The technology is notable in generating realistic images of landscapes and people’s faces, but it still has its limitations. Images of hands and fingers have proven to be a challenge for several big AI image generators such as Dall-E and Midjourney. Even though it has been trained on images of hands and fingers, no one has explicitly told the model that human fingers are not meant to bend backwards. Yes, AI has been trained on millions of images of hands, but it has seen hands in millions of different variations, from different views and positions as well. So after learning from all these data points, when it’s asked to generate a hand it may choose to return an output that is not very handy!

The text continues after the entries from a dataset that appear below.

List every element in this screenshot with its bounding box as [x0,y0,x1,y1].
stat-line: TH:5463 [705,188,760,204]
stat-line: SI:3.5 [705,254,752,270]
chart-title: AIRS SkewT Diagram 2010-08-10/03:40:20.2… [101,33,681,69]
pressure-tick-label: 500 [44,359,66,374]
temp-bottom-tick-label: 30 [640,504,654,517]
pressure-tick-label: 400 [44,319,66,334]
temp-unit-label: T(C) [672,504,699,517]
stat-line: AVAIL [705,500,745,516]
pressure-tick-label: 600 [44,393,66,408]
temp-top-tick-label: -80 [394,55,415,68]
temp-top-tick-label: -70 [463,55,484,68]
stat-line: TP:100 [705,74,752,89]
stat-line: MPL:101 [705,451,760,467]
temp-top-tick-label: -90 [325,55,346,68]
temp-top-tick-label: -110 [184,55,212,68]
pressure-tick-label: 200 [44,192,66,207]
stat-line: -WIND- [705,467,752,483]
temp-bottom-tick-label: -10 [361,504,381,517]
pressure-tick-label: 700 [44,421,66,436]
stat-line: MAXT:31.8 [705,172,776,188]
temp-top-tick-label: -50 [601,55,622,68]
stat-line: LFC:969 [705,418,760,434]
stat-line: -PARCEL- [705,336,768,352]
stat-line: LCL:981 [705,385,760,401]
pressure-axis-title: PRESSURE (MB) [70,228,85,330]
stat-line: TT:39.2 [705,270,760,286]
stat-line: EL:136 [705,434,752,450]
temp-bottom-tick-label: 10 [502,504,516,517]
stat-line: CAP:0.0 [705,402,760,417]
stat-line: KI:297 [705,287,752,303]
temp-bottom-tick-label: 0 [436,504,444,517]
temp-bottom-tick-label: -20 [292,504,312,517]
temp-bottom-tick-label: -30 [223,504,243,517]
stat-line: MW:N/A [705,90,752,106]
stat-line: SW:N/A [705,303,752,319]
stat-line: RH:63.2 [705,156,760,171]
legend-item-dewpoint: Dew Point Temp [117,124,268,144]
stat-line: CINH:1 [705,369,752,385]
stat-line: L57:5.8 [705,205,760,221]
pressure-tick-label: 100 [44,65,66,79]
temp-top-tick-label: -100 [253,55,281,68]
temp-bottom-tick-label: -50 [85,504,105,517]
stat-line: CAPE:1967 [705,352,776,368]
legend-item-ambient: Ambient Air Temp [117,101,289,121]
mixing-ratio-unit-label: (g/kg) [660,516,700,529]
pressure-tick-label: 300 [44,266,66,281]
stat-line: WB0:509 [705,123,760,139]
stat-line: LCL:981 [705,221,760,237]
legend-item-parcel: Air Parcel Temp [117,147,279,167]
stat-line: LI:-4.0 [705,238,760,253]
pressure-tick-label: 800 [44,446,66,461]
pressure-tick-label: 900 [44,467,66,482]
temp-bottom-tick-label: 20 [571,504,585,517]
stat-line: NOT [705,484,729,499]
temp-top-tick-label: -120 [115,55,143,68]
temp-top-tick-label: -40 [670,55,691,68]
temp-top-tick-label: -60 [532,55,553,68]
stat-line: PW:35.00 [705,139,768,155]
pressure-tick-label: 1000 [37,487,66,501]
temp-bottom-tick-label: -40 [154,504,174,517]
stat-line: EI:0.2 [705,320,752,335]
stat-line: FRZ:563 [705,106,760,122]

At the moment, we need to be very specific with the prompts we provide for generative AI models to return accurate images. Some developers are considering training AI with a very specific data set of hands, or even manually coding in the constraints of human hands into the algorithms. There are other limitations to generative AI, one of them being the data that backs its learning is the internet, and we all know what a circus the internet is. Nevertheless, such limitations are not permanent as we have some of the sharpest minds working on these challenges. Besides, these challenges are far outweighed by the value the technology adds.
And, as AI continues to learn through feedback loops and reinforcement learning, its use cases and advantages will expand as well.
Uses and Benefits of Generative AI Models
The biggest appeal there is to generative AI is that it can help automate repetitive content work, freeing up time to focus efforts and attention on more highly regarded tasks. Other uses span over many different industries, from chatbots in customer service and designing new products, to writing scripts for movies and helping in pharmaceutical drug development.
Generative AI enables the creation of new content, augments limited datasets, solves complex problems, personalized experiences, aids in prototyping and simulation, and assists in artistic expression and design. It fosters creativity, improves recommendation systems, optimizes solutions, and accelerates innovation across various domains.
Generative AI – The Future Outlook
Currently, generative AI sparks a lot of debate. It has had notable success in the creative and coding industries, but people still fear it may take over their jobs. It has helped organizations streamline processes and optimize operations, but there is still apprehension on data privacy issues. As we move ahead with generative AI, we must take into account areas where there is friction and address them appropriately.
Research has suggested that AI will not take jobs away, rather evolve current ones and create new opportunities too. AI service providers will see a need for creating ethical generative AI models that have increased focus on data control and security. Mistral AI is on a mission to show it can be done, by announcing the development of generative AI that meets the EU government standards and market concerns.
Improving the generative AI models in such ways will get more people to trust the technology and have it become a more practical part of their lives. Generative AI represents an exciting frontier in the field of AI, enabling machines to create content that was once exclusive to human effort.